Aber was ich jetzt noch nicht wusste ist, dass die noch immer nicht mit der Reform fertig sind. Wieso gibt es da noch Unklarheiten?
Rechtschreibreform ist ein Beispiel,
Einführung des Euro eine anderes;
auf die aktuellen "Reformen" will ich gar nicht erst eingehen.
Wenn der Mensch die Frage "Was bringt mir das" nicht für sich selbst positiv beantworten kann - oder von der Reform selbst beantwortet bekommt - lehnt er ab.

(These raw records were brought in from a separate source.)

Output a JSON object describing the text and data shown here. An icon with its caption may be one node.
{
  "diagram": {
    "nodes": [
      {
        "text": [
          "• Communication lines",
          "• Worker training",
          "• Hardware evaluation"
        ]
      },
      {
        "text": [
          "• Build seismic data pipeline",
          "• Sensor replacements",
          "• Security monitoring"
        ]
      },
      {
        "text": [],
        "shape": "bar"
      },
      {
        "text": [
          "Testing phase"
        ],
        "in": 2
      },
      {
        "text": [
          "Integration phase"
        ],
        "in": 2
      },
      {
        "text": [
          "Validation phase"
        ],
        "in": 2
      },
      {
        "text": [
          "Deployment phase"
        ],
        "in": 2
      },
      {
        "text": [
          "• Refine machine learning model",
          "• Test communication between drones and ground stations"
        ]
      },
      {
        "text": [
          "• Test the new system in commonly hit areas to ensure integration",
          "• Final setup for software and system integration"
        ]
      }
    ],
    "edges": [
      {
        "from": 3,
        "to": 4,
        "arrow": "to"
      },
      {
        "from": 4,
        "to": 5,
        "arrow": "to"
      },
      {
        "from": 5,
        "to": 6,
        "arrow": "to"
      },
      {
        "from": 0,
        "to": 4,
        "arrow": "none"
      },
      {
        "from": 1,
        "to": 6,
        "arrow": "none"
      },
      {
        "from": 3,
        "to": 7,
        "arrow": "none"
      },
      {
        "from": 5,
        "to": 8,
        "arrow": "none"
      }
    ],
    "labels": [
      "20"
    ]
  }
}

(Im übrigen gibt es zwar eine Amtssprache "Deutsch", aber keine amtlich vorgeschriebene Rechtschreibung. Hat es nie gegeben. Könnte auch nie eingeführt werden, denn zwecks Durchsetzung müsste man Sanktionen androhen. Und wer soll das kontrollieren?
Nein. Sprache und Schreibung ist wie Kunst und Kultur und unterliegt Veränderungen; sie ist nicht "vorschreibbar").
"Jede Abweichung ist per se dümmer als die Regel".
Ist es nun sinnvoll etwas zu ändern, und ich meine hier nicht nur die deutsche Rechtschreibung, was sich über Jahrzehnte und noch länger als bewährt bewiesen hat? Und dies teilweise in einer Geschwindigkeit, daß noch bevor die Tinte der Niederschrift durch die Gelehrten trocken ist, schon das nächste Update kommt.
Also nichts gegen sinnvolle Änderung und Erneuerung. Nur sollte dabei nicht die allgemeine Unsicherheit gefördert werden. Dann wirkt auch die beste Reform kontraproduktiv.
Die moderne, schnellebige Welt hat uns trotz oder wegen der Änderungswut neue (alte)Weisheiten gelehrt, z.B.: "Never change a running system"
Diskutiert doch mal über was wirklich wichtiges und spannendes. Also z.B. die neue Bundesligasaison!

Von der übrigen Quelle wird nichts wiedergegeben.